As mentioned above, statistical measures sometimes cannot be used exclusively to determine whether use of a model/technique is beneficial in making clinical decisions—especially when one model possesses better discrimination while the other possesses better calibration [27]. Therefore, based on our clinical diagnosis experience and previous study [18], we established two models, compared with using 8% DOM of icVEP, and calculated the ROC curves to confirm their diagnostic efficacy. The results suggest that both models are more effective in diagnosing DON than simply using 8% DOM of icVEP. Since Model 1 and Model 2 have no significant difference when diagnosing DON, we further applied DCA to identify which model might provide more clinical benefit for patients. The data suggest that patients benefit most from diagnosis using Model 2, which includes the most parameters.

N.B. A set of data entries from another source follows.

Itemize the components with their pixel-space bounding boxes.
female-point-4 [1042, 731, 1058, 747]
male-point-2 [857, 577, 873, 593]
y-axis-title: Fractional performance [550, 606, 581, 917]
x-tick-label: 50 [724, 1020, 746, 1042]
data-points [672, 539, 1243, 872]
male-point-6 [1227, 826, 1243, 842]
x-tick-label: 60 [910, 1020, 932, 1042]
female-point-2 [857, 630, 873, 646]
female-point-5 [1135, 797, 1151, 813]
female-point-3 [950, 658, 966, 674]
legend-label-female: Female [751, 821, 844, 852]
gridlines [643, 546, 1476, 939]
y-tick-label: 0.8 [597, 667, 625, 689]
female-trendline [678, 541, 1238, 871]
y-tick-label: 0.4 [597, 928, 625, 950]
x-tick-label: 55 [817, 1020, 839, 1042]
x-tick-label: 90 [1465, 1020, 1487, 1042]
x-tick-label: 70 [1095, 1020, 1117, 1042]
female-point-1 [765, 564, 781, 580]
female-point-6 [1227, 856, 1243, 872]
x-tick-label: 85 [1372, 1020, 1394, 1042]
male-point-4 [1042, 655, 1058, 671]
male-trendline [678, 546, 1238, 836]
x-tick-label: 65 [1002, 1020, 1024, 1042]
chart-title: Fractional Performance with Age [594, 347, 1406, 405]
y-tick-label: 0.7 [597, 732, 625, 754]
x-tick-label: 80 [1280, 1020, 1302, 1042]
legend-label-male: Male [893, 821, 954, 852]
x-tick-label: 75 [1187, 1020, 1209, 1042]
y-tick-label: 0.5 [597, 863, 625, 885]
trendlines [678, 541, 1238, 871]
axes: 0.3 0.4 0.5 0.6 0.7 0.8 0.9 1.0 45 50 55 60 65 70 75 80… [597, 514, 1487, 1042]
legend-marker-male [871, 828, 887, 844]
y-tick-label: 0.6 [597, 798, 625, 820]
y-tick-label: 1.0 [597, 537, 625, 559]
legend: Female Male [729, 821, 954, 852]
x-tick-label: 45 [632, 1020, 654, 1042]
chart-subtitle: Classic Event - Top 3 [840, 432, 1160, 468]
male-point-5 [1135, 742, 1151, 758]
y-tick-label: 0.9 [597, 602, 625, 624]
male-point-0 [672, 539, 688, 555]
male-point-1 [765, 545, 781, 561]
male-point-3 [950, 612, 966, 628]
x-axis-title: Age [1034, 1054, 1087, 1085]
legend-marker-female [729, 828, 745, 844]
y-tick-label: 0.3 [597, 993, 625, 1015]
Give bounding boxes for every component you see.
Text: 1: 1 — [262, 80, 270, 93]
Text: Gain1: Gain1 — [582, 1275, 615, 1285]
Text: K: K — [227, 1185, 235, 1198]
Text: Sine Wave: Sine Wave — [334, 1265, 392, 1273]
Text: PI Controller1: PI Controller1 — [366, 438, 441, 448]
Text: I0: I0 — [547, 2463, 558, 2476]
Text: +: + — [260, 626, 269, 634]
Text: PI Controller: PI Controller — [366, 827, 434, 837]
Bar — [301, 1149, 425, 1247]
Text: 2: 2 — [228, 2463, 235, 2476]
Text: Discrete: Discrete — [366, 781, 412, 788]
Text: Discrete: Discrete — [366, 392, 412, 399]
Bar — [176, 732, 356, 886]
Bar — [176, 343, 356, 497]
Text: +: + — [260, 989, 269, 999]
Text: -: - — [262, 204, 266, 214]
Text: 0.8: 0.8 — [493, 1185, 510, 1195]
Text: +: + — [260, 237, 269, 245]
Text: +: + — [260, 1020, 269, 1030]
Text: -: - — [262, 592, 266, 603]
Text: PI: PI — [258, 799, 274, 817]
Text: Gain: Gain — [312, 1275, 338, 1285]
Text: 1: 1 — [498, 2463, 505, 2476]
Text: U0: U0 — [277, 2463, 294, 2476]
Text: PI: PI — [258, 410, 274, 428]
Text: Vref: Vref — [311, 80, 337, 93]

It is understandable that the combination of more functional parameters that complement each other may greatly improve the ability to detect DON. However, completing all the tests in Model 2 is not only time-consuming but also makes it difficult for patients to cooperate and results in an increased financial burden. In contrast, the test in Model 1 is relatively simple, and time-efficient, and it offers high diagnostic accuracy. In general, when diagnosing DON, both Model 1 and Model 2 present effective diagnostic power depending on different clinical situations; thus, healthcare workers can comprehensively consider which diagnosis model would be most effective based on the disease development and other conditions, such as patients’ health status and economic situation.

Limitations

With regard to limitations, this study still needs to be validated from more aspects. [1] Imaging examinations such as MRI can be used to further evaluate the anatomical damage of M-pathway during TAO development. [2] Though the whole detection process of icVEP takes only 2 s, and the detection is more objective, it only detects the function of the central retina but not the entire retina, other electrophysiological methods such as mfERG could be applied for future study. [3] In this study, we performed transient VEP(icVEP) to acquire electrical signals from the visual cortex, but it is unable to exclude influence of electrical activities from mental state, emotion, eye movement, and blinking from the subjects; thus, steady-state VEP could be applied in our future study to enhance the study. [4] The DON eyes in our study were not classified by severity, which would partly limit the clinical usefulness of this study. Though the BCVA as well as VF might reflect the severity of DON patients to some extent, the sample size of our study is limited. Thus, further expansion of the sample size and classified by severity in DON patients would greatly enhance the study. [5] Follow-up examinations are needed for comparing and verifying the diagnostic efficacy of icVEP.

Conclusion

Our study suggests that the M-pathway might be damaged during DON development, even as early as TAO development, and the SNR of 8% DOM from icVEP is a potentially useful electrophysiological method to DON detection. Furthermore, icVEP combined with other clinical diagnostic tests should be considered as a diagnostic model in future clinical practice.